August 29, 2008
Customised Learning on the Way
Schools will soon be addressing the needs of the students in their individual communities.
Kevin Ryan, principal of Raroa Normal Intermediate and president of the Wellington Intermediate Schools Principals Association, says all schools are designing curriculums specific to their school.
It is part of the new national curriculum that was developed last year, and schools have till 2010 to implement it.
Mr Ryan says it will result in very customised learning for students, "and schools can start to look at what the needs of the students are in their particular school". This will be good for intermediates as they can focus on the many specific challenges facing Year 7 and 8 students.
"Raroa," Mr Ryan says, "is focusing on developing critical thinking skills.
"We want students to be engaged and challenged so they would be two of the hallmarks of a curriculum designed for here.

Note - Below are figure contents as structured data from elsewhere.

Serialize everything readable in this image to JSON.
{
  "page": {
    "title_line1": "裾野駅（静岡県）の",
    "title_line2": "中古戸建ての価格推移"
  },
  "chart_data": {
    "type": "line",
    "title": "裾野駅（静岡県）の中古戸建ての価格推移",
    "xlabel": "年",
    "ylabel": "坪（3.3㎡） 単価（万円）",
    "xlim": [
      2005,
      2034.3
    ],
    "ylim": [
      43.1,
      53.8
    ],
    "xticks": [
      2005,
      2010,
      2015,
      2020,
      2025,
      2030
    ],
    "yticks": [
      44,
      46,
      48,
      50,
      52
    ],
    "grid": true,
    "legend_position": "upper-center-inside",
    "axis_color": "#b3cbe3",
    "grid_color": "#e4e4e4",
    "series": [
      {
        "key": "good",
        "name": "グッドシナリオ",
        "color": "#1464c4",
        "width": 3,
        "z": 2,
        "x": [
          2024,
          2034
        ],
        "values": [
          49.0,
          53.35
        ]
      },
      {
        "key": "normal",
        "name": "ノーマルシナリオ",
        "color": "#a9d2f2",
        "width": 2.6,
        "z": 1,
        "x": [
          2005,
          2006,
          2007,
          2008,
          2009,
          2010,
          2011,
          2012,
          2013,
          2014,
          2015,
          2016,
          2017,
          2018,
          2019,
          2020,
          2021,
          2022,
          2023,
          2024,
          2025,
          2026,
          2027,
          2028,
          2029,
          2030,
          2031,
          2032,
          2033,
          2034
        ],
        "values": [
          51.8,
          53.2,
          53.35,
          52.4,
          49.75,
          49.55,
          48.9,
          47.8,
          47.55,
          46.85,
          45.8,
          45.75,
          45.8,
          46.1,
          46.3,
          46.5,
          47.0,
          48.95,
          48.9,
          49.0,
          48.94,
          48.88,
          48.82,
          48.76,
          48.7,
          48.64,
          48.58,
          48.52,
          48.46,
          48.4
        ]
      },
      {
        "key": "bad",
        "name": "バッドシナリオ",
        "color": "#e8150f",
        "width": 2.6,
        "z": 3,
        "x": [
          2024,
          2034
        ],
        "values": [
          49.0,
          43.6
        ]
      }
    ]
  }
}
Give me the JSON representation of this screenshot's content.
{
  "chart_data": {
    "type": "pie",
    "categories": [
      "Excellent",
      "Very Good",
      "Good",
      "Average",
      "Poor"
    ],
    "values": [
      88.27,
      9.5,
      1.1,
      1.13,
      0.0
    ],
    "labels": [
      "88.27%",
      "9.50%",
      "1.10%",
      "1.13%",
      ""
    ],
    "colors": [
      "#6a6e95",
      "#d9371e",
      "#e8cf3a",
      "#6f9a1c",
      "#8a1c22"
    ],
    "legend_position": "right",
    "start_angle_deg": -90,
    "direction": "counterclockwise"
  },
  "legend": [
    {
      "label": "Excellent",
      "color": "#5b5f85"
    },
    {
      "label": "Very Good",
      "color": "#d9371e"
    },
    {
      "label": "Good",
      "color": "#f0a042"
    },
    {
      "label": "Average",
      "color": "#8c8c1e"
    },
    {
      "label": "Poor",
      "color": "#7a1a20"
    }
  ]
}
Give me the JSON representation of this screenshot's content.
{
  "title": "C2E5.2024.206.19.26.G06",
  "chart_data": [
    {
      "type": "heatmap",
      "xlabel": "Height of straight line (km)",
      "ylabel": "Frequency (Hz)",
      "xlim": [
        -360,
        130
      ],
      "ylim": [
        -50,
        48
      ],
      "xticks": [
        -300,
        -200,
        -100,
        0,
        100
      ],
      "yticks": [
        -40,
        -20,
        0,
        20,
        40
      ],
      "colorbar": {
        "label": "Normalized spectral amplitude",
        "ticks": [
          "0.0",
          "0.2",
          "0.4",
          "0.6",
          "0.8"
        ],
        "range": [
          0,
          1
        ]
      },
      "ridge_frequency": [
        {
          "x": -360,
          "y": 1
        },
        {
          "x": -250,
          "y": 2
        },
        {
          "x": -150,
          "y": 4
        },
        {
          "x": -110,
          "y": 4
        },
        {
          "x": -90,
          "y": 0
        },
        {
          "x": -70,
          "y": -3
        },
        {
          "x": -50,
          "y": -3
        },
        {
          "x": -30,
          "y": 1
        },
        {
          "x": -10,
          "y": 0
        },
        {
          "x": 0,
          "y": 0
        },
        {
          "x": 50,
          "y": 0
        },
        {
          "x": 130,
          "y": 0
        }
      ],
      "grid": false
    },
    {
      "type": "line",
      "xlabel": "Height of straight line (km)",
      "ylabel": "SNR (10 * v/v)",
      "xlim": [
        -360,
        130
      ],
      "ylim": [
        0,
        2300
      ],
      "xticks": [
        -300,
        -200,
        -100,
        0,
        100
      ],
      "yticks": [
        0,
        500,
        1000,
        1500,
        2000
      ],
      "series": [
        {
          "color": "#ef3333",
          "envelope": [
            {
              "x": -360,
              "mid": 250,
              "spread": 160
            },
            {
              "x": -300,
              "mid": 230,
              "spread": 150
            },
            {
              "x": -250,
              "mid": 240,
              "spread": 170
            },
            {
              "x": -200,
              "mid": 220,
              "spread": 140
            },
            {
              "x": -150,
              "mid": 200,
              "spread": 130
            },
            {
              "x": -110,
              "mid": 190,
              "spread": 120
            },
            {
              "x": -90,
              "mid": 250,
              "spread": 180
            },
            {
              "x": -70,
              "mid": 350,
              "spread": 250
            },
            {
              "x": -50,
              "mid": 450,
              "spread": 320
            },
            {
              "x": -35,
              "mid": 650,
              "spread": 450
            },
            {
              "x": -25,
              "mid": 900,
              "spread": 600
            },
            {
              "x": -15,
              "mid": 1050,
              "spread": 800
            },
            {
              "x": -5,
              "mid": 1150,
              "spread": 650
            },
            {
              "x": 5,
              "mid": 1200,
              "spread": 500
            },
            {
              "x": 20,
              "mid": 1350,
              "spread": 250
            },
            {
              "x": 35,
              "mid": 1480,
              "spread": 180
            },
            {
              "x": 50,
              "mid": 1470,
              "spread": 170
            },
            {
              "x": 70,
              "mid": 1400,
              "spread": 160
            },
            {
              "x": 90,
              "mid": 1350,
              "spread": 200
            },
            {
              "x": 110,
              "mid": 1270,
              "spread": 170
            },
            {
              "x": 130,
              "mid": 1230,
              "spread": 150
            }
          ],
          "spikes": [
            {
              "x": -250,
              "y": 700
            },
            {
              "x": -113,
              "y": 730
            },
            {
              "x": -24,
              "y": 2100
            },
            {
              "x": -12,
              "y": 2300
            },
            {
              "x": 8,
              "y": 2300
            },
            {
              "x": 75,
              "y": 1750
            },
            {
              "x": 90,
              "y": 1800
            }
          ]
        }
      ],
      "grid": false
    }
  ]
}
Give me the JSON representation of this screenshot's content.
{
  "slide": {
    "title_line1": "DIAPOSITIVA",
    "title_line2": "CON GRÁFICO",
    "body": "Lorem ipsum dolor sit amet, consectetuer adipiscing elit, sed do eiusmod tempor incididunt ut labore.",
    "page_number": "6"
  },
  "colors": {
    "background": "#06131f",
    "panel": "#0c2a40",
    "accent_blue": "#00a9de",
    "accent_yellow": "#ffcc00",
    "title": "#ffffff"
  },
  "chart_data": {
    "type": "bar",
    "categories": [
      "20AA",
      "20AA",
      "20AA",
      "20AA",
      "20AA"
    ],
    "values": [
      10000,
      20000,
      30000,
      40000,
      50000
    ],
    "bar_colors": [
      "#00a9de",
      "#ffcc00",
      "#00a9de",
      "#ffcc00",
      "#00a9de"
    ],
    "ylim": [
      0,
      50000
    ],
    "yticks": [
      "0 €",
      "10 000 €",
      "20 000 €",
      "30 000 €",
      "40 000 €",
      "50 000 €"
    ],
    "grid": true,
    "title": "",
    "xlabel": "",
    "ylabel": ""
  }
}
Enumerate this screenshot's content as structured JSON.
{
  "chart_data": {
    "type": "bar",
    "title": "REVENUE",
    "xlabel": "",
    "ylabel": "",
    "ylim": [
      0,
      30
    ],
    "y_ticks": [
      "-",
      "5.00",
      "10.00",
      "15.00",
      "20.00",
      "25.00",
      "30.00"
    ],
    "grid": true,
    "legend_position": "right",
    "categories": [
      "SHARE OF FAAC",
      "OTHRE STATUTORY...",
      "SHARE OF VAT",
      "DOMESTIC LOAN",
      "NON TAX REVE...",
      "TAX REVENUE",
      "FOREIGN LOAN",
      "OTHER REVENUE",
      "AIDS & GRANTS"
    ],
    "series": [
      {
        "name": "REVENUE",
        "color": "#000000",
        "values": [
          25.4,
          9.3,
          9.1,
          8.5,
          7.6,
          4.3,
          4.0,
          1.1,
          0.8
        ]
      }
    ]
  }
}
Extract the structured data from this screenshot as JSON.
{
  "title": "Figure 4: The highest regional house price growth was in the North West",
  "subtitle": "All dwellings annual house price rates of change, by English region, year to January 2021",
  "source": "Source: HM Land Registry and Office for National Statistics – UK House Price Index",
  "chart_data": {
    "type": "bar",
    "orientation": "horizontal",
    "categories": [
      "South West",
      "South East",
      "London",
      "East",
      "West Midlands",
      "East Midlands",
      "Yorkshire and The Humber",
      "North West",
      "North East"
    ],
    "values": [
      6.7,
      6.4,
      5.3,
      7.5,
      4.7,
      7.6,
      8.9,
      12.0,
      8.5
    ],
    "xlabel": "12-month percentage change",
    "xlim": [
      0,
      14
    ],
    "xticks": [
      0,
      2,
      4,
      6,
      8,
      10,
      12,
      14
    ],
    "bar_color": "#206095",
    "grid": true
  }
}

"One of the things that has come out in research is that students who are engaged, or interested, will learn, and they will stay at school."
He says to get students really interested, there has to be what he calls authentic learning situations rather than artificial ones.
"So rather than learning about things just in case you might need to know them, it's about learning something just-in-time, rather than just- in-case teaching."
As an example, Mr Ryan says if a student had a scientific question, they would go away, do some research and then some experimentation.
"But in order to do that they would need to have some skills, such as statistics, to make sense of their results.
"So that's the time you link statistics with what they're doing. So you bring in elements when they need it, instead of teaching them a bunch of stuff that they might forget later on."
Mr Ryan says it will require a big adjustment in the way teachers teach.